Constant alert is very exhausting. Last week I was in bed by 7:30 p.m. some evenings. My 10 week old Yellow Lab, Oliver, is now training me to crate him a couple of times during the day to give us both a break from constant surveillance and elimination worries in the house. I do feel an actual thrill in my body when he pees or poops outside and also feel crestfallen when he is momentarily out of sight or earshot and leaves a puddle or pile in the house. Four to eight weeks without an accident is what the “House Training your Puppy” brochure considers success. That’s a whole lot of alert time. The vet suggested I not expose Oliver to areas where other dogs frequent until his vaccinations take hold, so outside we mostly stay in the yard where he picks up bark, pine cones, stones, moss and dirt with his mouth. Except for crate time, surveillance is never ending.
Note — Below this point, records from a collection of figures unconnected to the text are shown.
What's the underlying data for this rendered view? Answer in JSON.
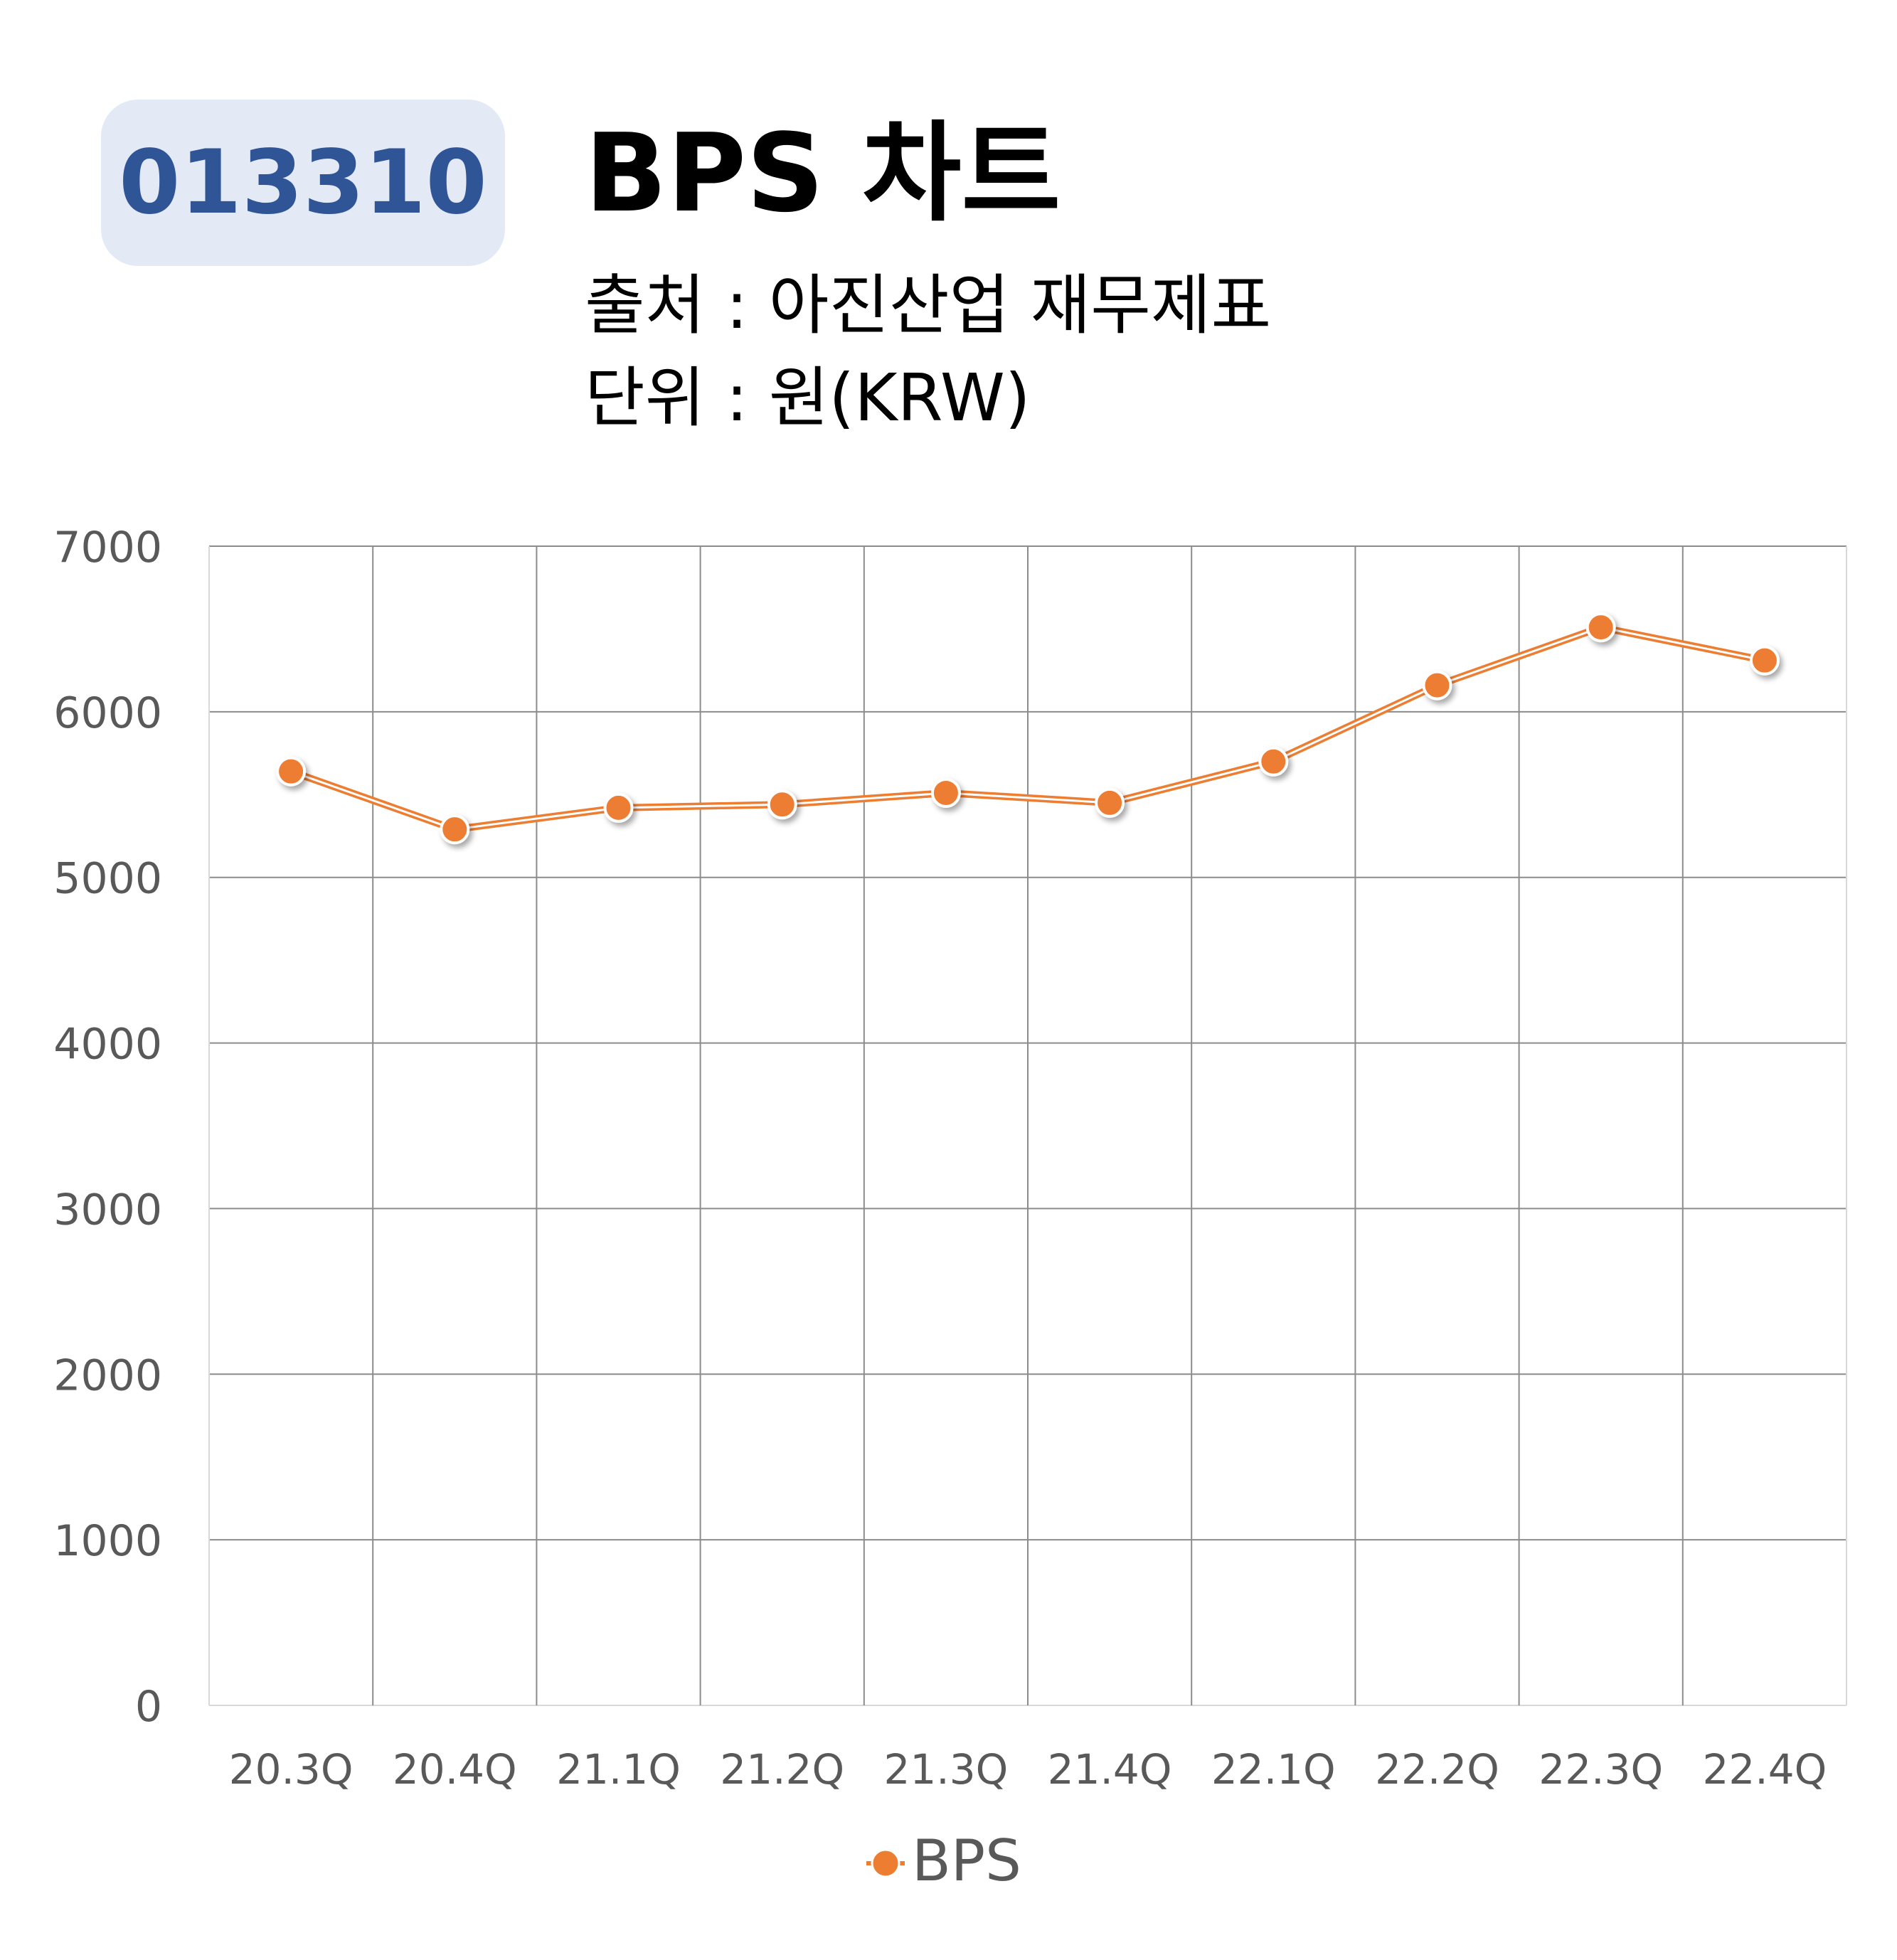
{
  "header": {
    "code": "013310",
    "title": "BPS 차트",
    "source": "출처 : 아진산업 재무제표",
    "unit": "단위 : 원(KRW)"
  },
  "chart_data": {
    "type": "line",
    "categories": [
      "20.3Q",
      "20.4Q",
      "21.1Q",
      "21.2Q",
      "21.3Q",
      "21.4Q",
      "22.1Q",
      "22.2Q",
      "22.3Q",
      "22.4Q"
    ],
    "series": [
      {
        "name": "BPS",
        "values": [
          5640,
          5290,
          5420,
          5440,
          5510,
          5450,
          5700,
          6160,
          6510,
          6310
        ],
        "color": "#ed7d31"
      }
    ],
    "yticks": [
      0,
      1000,
      2000,
      3000,
      4000,
      5000,
      6000,
      7000
    ],
    "ylim": [
      0,
      7000
    ],
    "grid": true,
    "legend_position": "bottom"
  }
}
I hadn’t been on a bike ride or walked in the woods for five days but now I use his crate time and just go. In my five days of absence, the wood’s floor was transformed from brown leaf litter to a lush green carpet patterned with white trilliums and yellow shaped bell-like flowers with pointy petals. The tall tree canopy is still devoid of noticeable buds and I suspect that frost from last winter’s severe cold still lingers deep underneath my feet. I wonder what the woods will look like when I can pronounce Oliver housetrained?
What if we all learned early on to take better care of ourselves in intensive situations? I know I would have been a better mother without all the Perpetual Responsibility.